Africoat – a bright hope for American investment in Nigeria under threat in LADOL
Africoat, a Nigerian-registered pipe-coating company with United States citizen ownership, investment and management, is a bright hope for foreign investment in Nigeria.
But Africoat has alleged that its staff and management have been barred from Africoat’s facility by LADOL and its free zone management company – Global Resources Management Free Zone Company (GRMFZC) by virtue of their refusal to issue the requisite CERPAC visas.
Africoat claimed it paid for these over 18 months ago but after several unanswered letters from Africoat, LADOL/GRMFZC refused to act on these visas issuance.
Africoat is confident that it could be mobilised and become operational within a few weeks if consistently granted access to its facility.
Nevertheless, the inactivity of the pipe coating facility will do nothing to quell the fears of foreign business that they will be locked out of their facilities, or will have their assets seized, if they develop or invest in the free zone.
On July 12, 2019 the arbitral tribunal in Lagos finally had the first hearing in Africoat’s claim against LADOL.
This acrimonious dispute, in which Africoat alleged unlawful and monopolistic conduct, is the latest allegation brought by a foreign business operating in the LADOL free zone against the managers of the zone.
However, the impact of this dispute will be felt outside the arbitration tribunal, and outside Nigeria.
The dispute strikes another blow to the Nigerian Government’s aspiration to attract foreign investment into the country. It is understood that the issues between Africoat and LADOL have been brought to the attention of the United States of America diplomatic mission in Lagos and Abuja.
The outcome of this dispute would seem to have a long lasting effect on the recommendation of US citizens investing in Nigeria’s private sector.

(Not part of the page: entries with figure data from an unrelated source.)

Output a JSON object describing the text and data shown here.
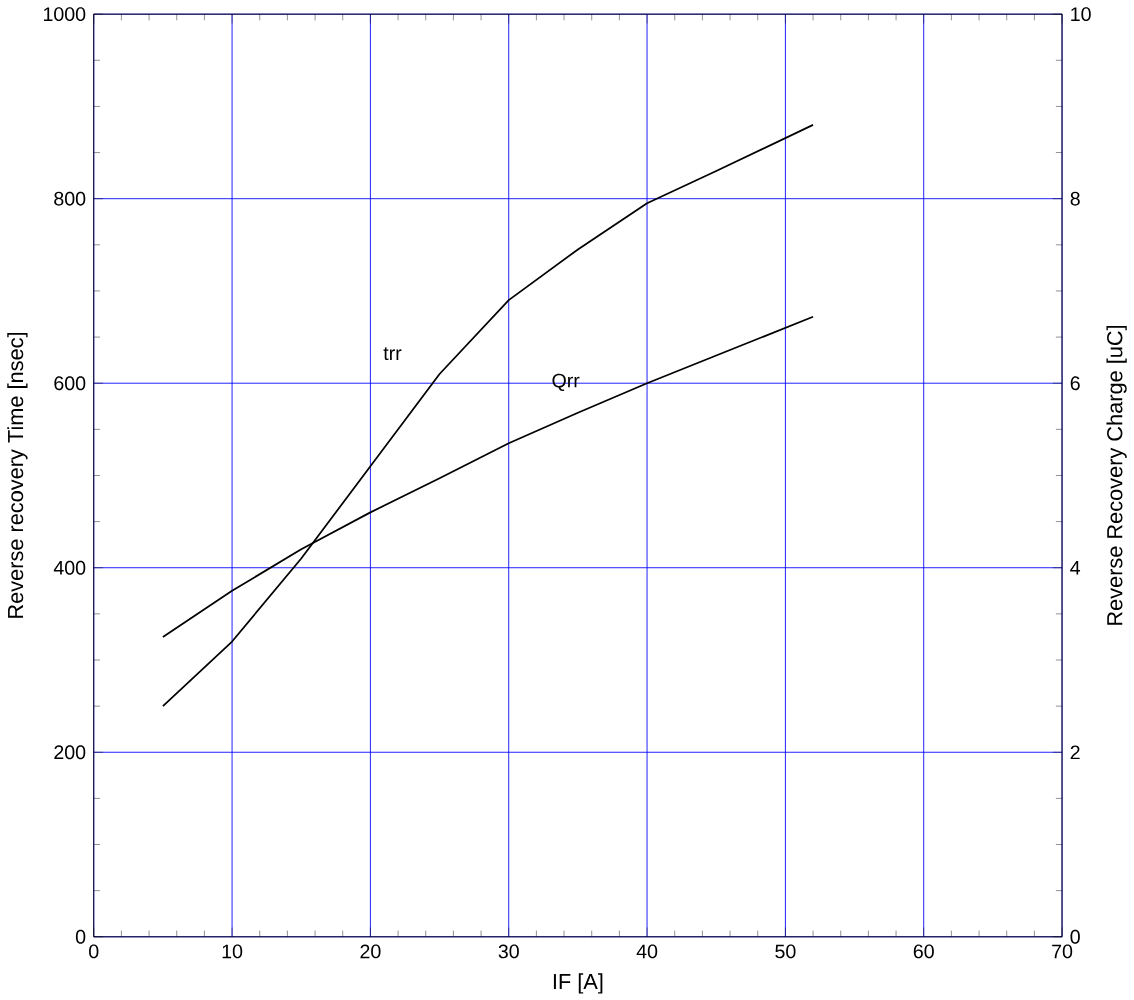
{
  "chart_data": {
    "type": "line",
    "xlabel": "IF [A]",
    "ylabel": "Reverse recovery Time [nsec]",
    "y2label": "Reverse Recovery Charge [uC]",
    "xlim": [
      0,
      70
    ],
    "xticks": [
      0,
      10,
      20,
      30,
      40,
      50,
      60,
      70
    ],
    "ylim": [
      0,
      1000
    ],
    "yticks": [
      0,
      200,
      400,
      600,
      800,
      1000
    ],
    "y2lim": [
      0,
      10
    ],
    "y2ticks": [
      0,
      2,
      4,
      6,
      8,
      10
    ],
    "grid": true,
    "marker": "none",
    "line_style": "solid",
    "series": [
      {
        "name": "trr",
        "color": "#000000",
        "x": [
          5,
          10,
          15,
          20,
          25,
          30,
          35,
          40,
          45,
          52
        ],
        "values": [
          250,
          320,
          410,
          510,
          610,
          690,
          745,
          795,
          830,
          880
        ]
      },
      {
        "name": "Qrr",
        "color": "#000000",
        "axis": "y2",
        "x": [
          5,
          10,
          15,
          20,
          25,
          30,
          35,
          40,
          45,
          52
        ],
        "values": [
          3.25,
          3.75,
          4.2,
          4.6,
          4.97,
          5.35,
          5.68,
          6.0,
          6.3,
          6.72
        ]
      }
    ]
  }
}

The dispute between Africoat and LADOL relates to service agreements granting Africoat space at the free zone to carry on its highly skilled pipe-coating business.
Africoat alleged that LADOL failed to provide any services under the agreement, in breach of the agreement.
It also alleged that LADOL made wholly unjustified demands for fees of over $7 million.
But in its defence, LADOL argued that Africoat breached Nigerian laws by stopping to make statutory payments for services provided.
However, Africoat also claims that LADOL unlawfully refused to renew Africoat’s operating licence and excluded Africoat from its own yard.
According to the US firm, this resulted in the loss of several lucrative business opportunities for Africoat, including contracts with Chevron and ExxonMobil.
Africoat’s Free Zone operating licence was later issued by LADOL after direct instructions from the Nigerian Ministry of Industry, Trade and Investment.
But Africoat alleged that it has remained excluded from its facility. So, renewing Africoat’s operating licence has made no practical difference to its operations, as LADOL has refused to renew Africoat’s lease and services agreement. This means that Africoat is unable to do business even with an operating licence. Africoat claims that this is the consequence of LADOL’s monopolistic control over the free zone.
Africoat faces battles on numerous fronts. It has sought an injunction preventing LADOL from tampering with Africoat’s equipment or interfering with its use of the yard. Africoat argued that the injunction was necessary to protect its assets.
According to the US firm, LADOL, realising that it does not have the skill or expertise to operate the equipment itself, had threatened to seize and sell the equipment in the yard.
Whatever the merits or demerits of this case may be, an important point is that all the problems lie with the operation of the LADOL free zone because everybody is complaining.
Africoat, and all businesses operating in the LADOL free zone argued that they are at the mercy of LADOL and GRMFZC, which allegedly administer the NEPZ Act in a manner that is allegedly contrary to the Act’s intention.
The two entities were alleged to have implemented regulations that over-ride contract agreements and puts both local and foreign businesses at a disadvantage.
All the businesses in the zone argued that LADOL has abused its monopolistic position in the free zone and has acted with impunity against foreign businesses.
They argue that the federal government needs to intervene and take action now before foreign businesses pack up and leave the zone.
It is feared by the operators that it would be a tragedy if Africoat were not able to re-commence operations soon.